ATTAC CADTM Maroc travaille aux côtés d’autres organisations militantes pour enraciner la revendication d’un audit des dettes et la nécessité de se mobiliser pour leur abolition dans les protestations populaires et ouvrières et les luttes contre l’oppression, la hausse des prix et l’austérité. De plus, notre association consacre également des efforts à l’éducation populaire pour s’assurer que cette revendication soit comprise par les différentes victimes du système dette.
La lutte contre les dettes privées illégitimes portées par les classes populaires
Les mesures d’austérité qui résultent de l’endettement aggravent la pauvreté et réduisent les revenus. Le recours à l’endettement privé est devenu un besoin urgent pour les salarié·es et les couches populaires, d’où l’endettement croissant des ménages à faibles revenus auprès des banques et des institutions de microcrédit qui imposent des taux d’intérêt exorbitants. Les luttes des femmes victimes du microcrédit, principalement dans les régions du sud-est du Maroc, ont mis en évidence l’ampleur du désastre social perpétré par ces institutions dont le véritable objectif est d’attacher les pauvres aux marchés financiers.
Tout comme pour l’audit de la dette publique, une large mobilisation sociale est nécessaire pour enquêter sur les différentes formes d’exploitation et d’abus commis par les institutions de microcrédit, les établissements de crédit à la consommation et les établissements bancaires à l’encontre des victimes issues des couches populaires. Cela nécessite également un audit des pratiques illégitimes et illégales qui justifient l’abolition de ces prêts.
La lutte pour la justice climatique et environnementale est indissociable de la lutte pour la justice sociale
La crise écologique est l’une des manifestations les plus importantes de la crise de civilisation à laquelle est confronté le système capitaliste aujourd’hui. Cette crise est liée au mode de production capitaliste et à son système de distribution et de consommation imposé aux habitants de la planète à travers le contrôle croissant des multinationales dans tous les aspects de la vie (eau, air, plantes, médias, santé, éducation, etc.)
Dans le cadre de son adhésion aux centres de décision étrangers, c’est-à-dire les institutions financières et commerciales internationales et les gouvernements des pays impérialistes, l’État marocain met en œuvre des politiques qui permettent aux capitalistes étrangers et locaux de s’emparer et d’épuiser les richesses terrestres, maritimes et aériennes de notre pays, aux dépens des couches populaires appauvries des villes et des villages. Les stratégies sectorielles représentent l’un des domaines où ces politiques se manifestent. L’État s’efforce de transformer les dégâts environnementaux résultant de sa politique en un domaine d’investissements « verts » en utilisant d’énormes allocations financières qui conduisent à l’accentuation de la dette publique.

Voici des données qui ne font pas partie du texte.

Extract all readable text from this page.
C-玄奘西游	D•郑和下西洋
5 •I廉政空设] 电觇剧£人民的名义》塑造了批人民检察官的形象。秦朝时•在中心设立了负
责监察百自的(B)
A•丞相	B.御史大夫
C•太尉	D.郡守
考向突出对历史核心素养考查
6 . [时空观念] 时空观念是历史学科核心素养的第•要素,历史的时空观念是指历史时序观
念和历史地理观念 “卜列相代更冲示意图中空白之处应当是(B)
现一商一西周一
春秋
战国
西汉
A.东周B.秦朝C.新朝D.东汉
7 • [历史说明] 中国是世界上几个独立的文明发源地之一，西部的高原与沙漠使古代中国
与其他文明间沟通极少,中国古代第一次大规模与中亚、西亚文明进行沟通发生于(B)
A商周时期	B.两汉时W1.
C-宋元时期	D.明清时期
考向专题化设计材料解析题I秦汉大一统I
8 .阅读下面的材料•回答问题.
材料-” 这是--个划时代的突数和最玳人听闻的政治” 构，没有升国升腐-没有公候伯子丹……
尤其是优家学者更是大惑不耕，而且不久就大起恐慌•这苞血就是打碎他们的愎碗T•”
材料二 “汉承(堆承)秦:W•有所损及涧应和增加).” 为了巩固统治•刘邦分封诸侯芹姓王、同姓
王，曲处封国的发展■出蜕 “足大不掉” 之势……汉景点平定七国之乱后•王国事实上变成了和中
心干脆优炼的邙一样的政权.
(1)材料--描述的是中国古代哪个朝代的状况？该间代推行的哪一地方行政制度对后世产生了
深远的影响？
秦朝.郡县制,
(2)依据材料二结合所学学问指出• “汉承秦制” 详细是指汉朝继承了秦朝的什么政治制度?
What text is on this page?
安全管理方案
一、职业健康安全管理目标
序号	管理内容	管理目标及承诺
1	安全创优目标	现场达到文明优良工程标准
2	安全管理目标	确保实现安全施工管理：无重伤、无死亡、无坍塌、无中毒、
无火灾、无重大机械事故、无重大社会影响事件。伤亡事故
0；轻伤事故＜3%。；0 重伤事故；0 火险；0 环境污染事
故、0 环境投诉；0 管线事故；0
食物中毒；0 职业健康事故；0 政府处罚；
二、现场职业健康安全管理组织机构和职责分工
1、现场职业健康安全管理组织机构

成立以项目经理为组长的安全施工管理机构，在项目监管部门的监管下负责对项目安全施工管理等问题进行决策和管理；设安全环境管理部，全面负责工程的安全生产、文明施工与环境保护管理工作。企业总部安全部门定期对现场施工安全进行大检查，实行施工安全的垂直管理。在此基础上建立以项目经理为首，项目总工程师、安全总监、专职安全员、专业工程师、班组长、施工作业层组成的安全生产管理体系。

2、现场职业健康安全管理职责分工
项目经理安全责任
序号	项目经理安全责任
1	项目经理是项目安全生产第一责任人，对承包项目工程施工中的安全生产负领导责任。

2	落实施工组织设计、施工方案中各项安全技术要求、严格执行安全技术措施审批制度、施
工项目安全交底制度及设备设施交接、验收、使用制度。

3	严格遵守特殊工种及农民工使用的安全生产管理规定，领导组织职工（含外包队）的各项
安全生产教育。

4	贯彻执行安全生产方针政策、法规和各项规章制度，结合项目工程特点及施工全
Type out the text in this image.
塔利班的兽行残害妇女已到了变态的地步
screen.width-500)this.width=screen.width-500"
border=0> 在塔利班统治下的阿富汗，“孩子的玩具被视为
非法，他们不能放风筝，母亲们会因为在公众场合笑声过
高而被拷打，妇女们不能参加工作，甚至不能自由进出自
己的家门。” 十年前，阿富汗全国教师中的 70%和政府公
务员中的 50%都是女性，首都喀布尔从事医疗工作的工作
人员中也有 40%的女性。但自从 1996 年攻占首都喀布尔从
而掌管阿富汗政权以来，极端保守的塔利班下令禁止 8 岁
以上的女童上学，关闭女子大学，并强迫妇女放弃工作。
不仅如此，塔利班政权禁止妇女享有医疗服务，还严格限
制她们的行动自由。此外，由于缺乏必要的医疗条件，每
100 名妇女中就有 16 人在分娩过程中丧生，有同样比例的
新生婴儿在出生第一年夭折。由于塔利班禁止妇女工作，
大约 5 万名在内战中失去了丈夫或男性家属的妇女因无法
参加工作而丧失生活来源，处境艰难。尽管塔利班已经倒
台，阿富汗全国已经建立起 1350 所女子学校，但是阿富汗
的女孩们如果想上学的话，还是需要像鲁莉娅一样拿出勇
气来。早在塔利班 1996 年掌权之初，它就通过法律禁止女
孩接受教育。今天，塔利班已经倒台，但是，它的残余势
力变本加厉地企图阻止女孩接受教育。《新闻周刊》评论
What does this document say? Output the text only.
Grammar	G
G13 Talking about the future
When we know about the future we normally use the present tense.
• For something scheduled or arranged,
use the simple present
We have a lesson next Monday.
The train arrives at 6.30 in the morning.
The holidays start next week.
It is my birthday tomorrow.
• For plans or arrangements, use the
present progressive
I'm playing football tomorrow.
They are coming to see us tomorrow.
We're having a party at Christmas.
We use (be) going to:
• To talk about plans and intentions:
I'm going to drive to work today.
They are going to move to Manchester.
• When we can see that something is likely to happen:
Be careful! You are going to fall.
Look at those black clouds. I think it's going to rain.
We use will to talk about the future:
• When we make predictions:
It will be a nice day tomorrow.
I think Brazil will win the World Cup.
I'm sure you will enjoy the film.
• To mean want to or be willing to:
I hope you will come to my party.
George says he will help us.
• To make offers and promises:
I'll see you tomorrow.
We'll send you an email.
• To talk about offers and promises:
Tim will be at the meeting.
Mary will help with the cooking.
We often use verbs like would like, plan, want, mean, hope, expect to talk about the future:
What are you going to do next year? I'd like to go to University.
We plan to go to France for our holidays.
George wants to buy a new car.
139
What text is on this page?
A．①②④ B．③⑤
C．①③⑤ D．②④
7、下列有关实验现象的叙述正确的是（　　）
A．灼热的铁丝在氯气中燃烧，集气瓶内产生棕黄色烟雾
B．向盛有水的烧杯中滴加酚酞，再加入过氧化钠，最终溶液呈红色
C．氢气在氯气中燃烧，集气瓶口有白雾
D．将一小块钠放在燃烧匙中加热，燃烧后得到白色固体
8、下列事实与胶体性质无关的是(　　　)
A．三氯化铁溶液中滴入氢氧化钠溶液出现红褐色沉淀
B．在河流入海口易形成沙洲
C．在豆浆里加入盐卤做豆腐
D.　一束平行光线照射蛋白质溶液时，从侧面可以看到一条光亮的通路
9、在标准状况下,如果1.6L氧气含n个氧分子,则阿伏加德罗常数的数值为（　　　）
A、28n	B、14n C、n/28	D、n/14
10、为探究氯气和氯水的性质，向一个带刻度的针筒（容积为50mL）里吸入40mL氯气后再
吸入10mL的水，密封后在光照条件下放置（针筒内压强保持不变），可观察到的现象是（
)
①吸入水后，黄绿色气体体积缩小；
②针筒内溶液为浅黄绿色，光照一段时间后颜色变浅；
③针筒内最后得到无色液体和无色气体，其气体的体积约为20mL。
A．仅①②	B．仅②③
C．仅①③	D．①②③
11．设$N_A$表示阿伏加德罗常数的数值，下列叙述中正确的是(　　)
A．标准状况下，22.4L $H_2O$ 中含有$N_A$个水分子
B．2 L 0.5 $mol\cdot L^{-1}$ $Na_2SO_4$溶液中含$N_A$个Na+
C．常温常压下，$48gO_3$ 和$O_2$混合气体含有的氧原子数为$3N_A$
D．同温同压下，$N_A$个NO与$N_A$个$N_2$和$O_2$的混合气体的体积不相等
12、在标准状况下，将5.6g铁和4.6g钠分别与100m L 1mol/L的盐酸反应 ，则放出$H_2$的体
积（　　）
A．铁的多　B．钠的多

De toute évidence, la logique centrée sur une productivité énorme et une consommation croissante, qui constitue le cœur des politiques globales poursuivies, aggravera la détérioration des ressources naturelles et de la biodiversité. Cela nécessite un effort collectif important pour procéder à un examen complet de l’étendue des dégâts. La question environnementale dans notre pays est donc liée à la nature des choix politiques, économiques et sociaux qui perpétuent les inégalités. La recherche du profit est la cause de la destruction de l’environnement et de l’épuisement des ressources dans toutes les régions du monde aux dépens des couches appauvries des villes et des villages. Ceci est résumé dans le terme « développement durable » utilisé par les gouvernements, les institutions internationales et les multinationales, qui désigne essentiellement la poursuite du développement dans le cadre d’une économie capitaliste et en y intégrant l’environnement.
L’association ATTAC CADTM Maroc lutte pour la justice environnementale selon le concept articulé par les mouvements et organisations au niveau mondial et local, qui lie la détérioration rapide et sévère de l’environnement au modèle du système de production et de consommation capitaliste et à sa crise structurelle actuelle.
L’exploitation de l’environnement et la destruction des ressources sont indissociables de l’exploitation des humains et de la généralisation des différentes formes d’injustice et d’oppression subies par la majorité de la population, notamment dans les pays du Sud. Dès lors, la lutte pour la préservation de l’environnement est donc indissociable de la lutte pour la justice sociale et la redistribution des ressources. De même, elle est également indissociable de la lutte pour une véritable démocratie, qui repose sur l’implication du peuple à disposer de lui-même.
Approfondir la dimension féministe de notre lutte
La crise du capitalisme néolibéral dévaste la vie de la grande majorité de l’humanité sur les plans économique, social et environnemental. Cette crise touche particulièrement les femmes, qui effectuent les trois quarts du travail non rémunéré et constituent la majorité des pauvres et des victimes de la violence patriarcale dans le monde. Les femmes sont les principales victimes de la fermeture des frontières devant les migrants en provenance des économies pillées, de zones de conflits et de guerres en quête d’une vie sûre. En outre, les femmes subissent une grave exploitation sur leurs lieux de travail et reçoivent de faibles salaires. Elles représentent 80 % de toutes les victimes des institutions de microfinance dans le monde. La crise capitaliste multidimensionnelle alimente toutes les autres formes d’oppression fondées sur le genre et la race et favorise la montée d’une droite hostile aux droits des femmes.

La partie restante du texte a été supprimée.